Munck’s Voyages, written by himself and dedicated to the King of Denmark, appeared in Copenhagen in 1624. Unfortunately before his authentic account appeared, stories of his voyage had been told in France from mere hearsay, by La Peyrére. It is this erroneous version of Munck’s adventures that appears in various collections of voyages, such as Churchill’s and Jeremie’s Relation in the Bernard Collection. Of modern authorities on Munck, Vol. II of the Hakluyt Society for 1897, and the writings of Mr. Lauridsen of Copenhagen stand first. Data on the topography of the Straits and Bay and Baffin’s Land may be found in the Canadian Government Reports from 1877 down to 1906. But best of all are the directions of the old sailing masters employed by the Hudson’s Bay Company, which are only to be found in the Archives of Hudson’s Bay House, London.

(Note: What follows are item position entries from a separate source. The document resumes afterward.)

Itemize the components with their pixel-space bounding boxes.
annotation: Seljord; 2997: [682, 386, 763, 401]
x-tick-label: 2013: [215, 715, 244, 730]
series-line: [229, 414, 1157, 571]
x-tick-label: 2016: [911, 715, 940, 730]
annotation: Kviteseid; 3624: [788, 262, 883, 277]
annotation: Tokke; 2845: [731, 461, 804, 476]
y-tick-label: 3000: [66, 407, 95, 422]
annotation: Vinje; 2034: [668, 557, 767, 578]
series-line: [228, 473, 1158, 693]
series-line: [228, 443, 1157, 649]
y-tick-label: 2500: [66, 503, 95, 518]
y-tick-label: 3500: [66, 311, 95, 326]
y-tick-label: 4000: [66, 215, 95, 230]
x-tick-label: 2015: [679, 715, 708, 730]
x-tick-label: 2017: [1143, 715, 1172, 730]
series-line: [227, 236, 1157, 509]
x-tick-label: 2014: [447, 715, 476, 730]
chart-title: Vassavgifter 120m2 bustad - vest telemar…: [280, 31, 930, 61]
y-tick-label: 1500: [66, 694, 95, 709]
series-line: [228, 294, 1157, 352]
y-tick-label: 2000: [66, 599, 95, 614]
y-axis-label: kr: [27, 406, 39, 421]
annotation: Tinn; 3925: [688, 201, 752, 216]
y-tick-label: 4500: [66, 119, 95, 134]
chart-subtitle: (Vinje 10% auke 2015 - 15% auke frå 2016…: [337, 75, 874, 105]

In English reports—though all English accounts of Munck except the Hakluyt Society’s are limited to a few paragraphs—his name is spelled Munk. He, himself, spelled it Munck.

PART II

1662-1713

How the Sea of the North is Discovered Overland by the French Explorers of the St. Lawrence—Radisson, the Pathfinder, Founds the Company of the Gentlemen Adventurers of England Trading to Hudson’s Bay and Leads the Company a Dance for Fifty Years—He is Followed by the French Raiders Under d’Iberville.

CHAPTER VI

1662-1674

RADISSON, THE PATHFINDER, DISCOVERS HUDSON BAY AND FOUNDS THE COMPANY OF GENTLEMEN ADVENTURERS

For fifty years the great inland sea, which Hudson had discovered, lay in a silence as of death. To the east of it lay a vast peninsular territory—crumpled rocks scored and seamed by rolling rivers, cataracts, upland tarns—Labrador, in area the size of half a dozen European kingdoms. To the south, the Great Clay Belt of untracked, impenetrable forests stretched to the watershed of the St. Lawrence, in area twice the size of modern Germany. West of Hudson Bay lay what is now known as the Great Northwest—Keewatin, Manitoba, Saskatchewan, Alberta, Mackenzie River and British Columbia—in area, a second Russia; but the primeval world lay in undisturbed silence as of death. Fox and James had come to the bay ten years after Jens Munck, the Dane; and the record of their sufferings has been compared to the Book of Lamentations; but the sea gave up no secret of its dead, no secret of open passage way to the Orient, no inkling of the immeasurable treasures hidden in the forest and mine and soil of the vast territory bordering its coasts.